Horseshoe Crab Encounters (1988 Fish Fest)

 

Training and mentoring of young scientists has been a longstanding and celebrated program here. Following the relationship with Lehigh University, The Wetlands Institute partnered with Stockton University on an undergraduate internship program through the Coastal Conservation Research Program. For more than 30 years, this program has welcomed undergraduates from nearly every state in the country, and more than 200 universities. Some students live in our dorms, while others have family connections to the area. All receive training in conservation biology and the conduct of scientific research, and all contribute to the scientific data sets we continue to develop. They are some of our best ambassadors, and this is one of our most impactful programs.

 

Stone Harbor Elementary Terrapin Release (1991)

 

The education programs of the early Wetlands Institute focused on making these inaccessible natural areas accessible. Through summer programs for people of all ages, back-bay boat tours, beach-exploration programs, workshops and lectures, there has always been a wealth of opportunities for people to connect to the very environments that define our community.

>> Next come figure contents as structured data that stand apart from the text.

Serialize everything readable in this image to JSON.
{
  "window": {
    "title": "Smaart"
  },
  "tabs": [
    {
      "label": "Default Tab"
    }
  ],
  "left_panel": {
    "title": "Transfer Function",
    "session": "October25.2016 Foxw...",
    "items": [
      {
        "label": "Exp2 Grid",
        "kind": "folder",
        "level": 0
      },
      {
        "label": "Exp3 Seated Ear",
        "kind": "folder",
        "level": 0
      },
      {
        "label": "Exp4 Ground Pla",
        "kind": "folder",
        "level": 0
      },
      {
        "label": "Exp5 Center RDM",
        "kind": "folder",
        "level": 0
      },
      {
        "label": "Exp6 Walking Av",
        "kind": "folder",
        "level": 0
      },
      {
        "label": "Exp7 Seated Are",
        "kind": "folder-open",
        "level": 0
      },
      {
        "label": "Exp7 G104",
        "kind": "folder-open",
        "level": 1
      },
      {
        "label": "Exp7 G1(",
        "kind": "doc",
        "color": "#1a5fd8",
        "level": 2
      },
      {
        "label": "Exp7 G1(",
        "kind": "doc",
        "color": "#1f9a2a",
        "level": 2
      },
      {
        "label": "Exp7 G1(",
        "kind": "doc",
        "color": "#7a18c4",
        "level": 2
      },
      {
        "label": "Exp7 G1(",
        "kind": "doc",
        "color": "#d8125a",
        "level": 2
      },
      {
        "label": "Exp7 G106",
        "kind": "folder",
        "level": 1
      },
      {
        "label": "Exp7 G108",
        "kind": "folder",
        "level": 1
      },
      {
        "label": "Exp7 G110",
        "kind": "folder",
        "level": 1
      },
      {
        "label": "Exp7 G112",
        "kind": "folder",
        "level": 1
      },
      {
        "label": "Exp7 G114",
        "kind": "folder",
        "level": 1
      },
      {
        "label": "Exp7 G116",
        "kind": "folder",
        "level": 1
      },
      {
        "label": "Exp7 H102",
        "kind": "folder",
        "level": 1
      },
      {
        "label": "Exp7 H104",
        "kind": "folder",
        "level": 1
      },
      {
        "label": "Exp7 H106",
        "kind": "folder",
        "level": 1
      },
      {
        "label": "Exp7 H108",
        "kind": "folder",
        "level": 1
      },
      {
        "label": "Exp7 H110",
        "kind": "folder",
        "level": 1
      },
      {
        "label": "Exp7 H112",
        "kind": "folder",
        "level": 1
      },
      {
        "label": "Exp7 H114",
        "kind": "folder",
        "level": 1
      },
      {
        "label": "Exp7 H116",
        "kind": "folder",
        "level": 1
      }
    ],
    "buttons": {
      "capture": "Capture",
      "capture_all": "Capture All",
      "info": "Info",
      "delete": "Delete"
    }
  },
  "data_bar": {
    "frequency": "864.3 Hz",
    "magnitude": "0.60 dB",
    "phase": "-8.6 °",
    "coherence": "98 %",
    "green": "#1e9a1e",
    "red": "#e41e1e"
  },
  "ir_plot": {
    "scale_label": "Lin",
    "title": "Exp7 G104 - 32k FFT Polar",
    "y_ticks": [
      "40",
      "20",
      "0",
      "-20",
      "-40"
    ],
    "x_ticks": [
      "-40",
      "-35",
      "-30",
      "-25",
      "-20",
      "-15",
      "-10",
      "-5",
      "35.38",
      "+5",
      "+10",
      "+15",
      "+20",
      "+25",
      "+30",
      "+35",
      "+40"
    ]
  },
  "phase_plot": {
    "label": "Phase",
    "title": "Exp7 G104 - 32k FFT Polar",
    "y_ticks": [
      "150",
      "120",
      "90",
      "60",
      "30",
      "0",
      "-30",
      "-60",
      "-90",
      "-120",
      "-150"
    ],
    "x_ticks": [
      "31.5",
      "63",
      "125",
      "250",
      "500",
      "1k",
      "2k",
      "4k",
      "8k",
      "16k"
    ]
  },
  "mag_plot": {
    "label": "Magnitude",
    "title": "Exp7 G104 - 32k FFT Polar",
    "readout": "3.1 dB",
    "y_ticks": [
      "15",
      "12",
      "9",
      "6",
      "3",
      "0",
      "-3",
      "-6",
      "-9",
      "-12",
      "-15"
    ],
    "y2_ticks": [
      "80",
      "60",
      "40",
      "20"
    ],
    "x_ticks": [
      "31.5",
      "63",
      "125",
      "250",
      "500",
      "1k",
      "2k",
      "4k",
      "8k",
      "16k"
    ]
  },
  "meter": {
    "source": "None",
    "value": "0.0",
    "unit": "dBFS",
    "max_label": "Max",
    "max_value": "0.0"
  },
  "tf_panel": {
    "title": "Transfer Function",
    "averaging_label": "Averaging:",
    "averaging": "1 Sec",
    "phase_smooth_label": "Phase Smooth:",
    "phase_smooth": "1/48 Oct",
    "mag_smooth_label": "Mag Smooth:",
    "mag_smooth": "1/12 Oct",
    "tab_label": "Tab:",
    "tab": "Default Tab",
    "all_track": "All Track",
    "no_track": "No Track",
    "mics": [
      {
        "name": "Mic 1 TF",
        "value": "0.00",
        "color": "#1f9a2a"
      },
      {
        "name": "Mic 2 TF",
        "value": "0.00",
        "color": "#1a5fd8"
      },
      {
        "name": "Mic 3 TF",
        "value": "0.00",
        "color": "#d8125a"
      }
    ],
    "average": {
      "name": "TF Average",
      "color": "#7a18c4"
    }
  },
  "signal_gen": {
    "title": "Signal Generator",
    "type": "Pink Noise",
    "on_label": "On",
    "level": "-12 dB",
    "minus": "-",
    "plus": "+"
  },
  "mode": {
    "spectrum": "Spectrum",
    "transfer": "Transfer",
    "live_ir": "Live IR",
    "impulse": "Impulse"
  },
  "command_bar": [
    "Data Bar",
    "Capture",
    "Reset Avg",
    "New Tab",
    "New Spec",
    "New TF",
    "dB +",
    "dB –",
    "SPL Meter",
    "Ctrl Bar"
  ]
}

Visiting school groups bring children here to study and explore, while our traveling outreach programs take live animals and lessons to schools that are otherwise unable to experience these wonderful places. Over the years, Wetlands Institute educators have developed lesson plans aimed at using the natural world in classrooms, trained teachers in outdoor education, and provided opportunities for them to participate in conservation programs. The Disney Conservation Fund has helped support the development of lesson plans for teachers that help us raise diamondback terrapins for release back into the wild. Working with the New Jersey Department of Environmental Protection, a similar program – Horseshoe Crabs in the Classrooms – lets teachers raise horseshoe crabs for later release, providing teachers and students opportunities to participate in hands-on conservation programs. Both of these programs require permits from the state and are heavily regulated, but they are very effective programs to teach science and conservation to tomorrow’s environmental stewards.

 

Marshes are enigmatic because, on the face of it, they appear to be a static carpet of green grasses. Yet nothing could be further from the truth. The only constant of these marshes is change. Helping people of all ages grasp that concept will continue to be at the core of the offerings here to help people value these marshes. As we reflect on 50 years of research, conservation and education, I marvel at all of the change we have seen. But I also see that as an organization, we have been true to our mission.  We have been adaptable and risen to meet the various challenges that have come our way. We have been responsive to different conservation questions and needs as they have evolved over time. We have developed new methods of pedagogy to train tomorrow’s educators and scientists. We have embraced new tools and technologies, developed others, and created opportunities for engagement.

 

The future is bright, and I invite you to celebrate with us. I hope you get to know us better and come see for yourself. Our programs are vibrant and engaging, and we invite you to join us.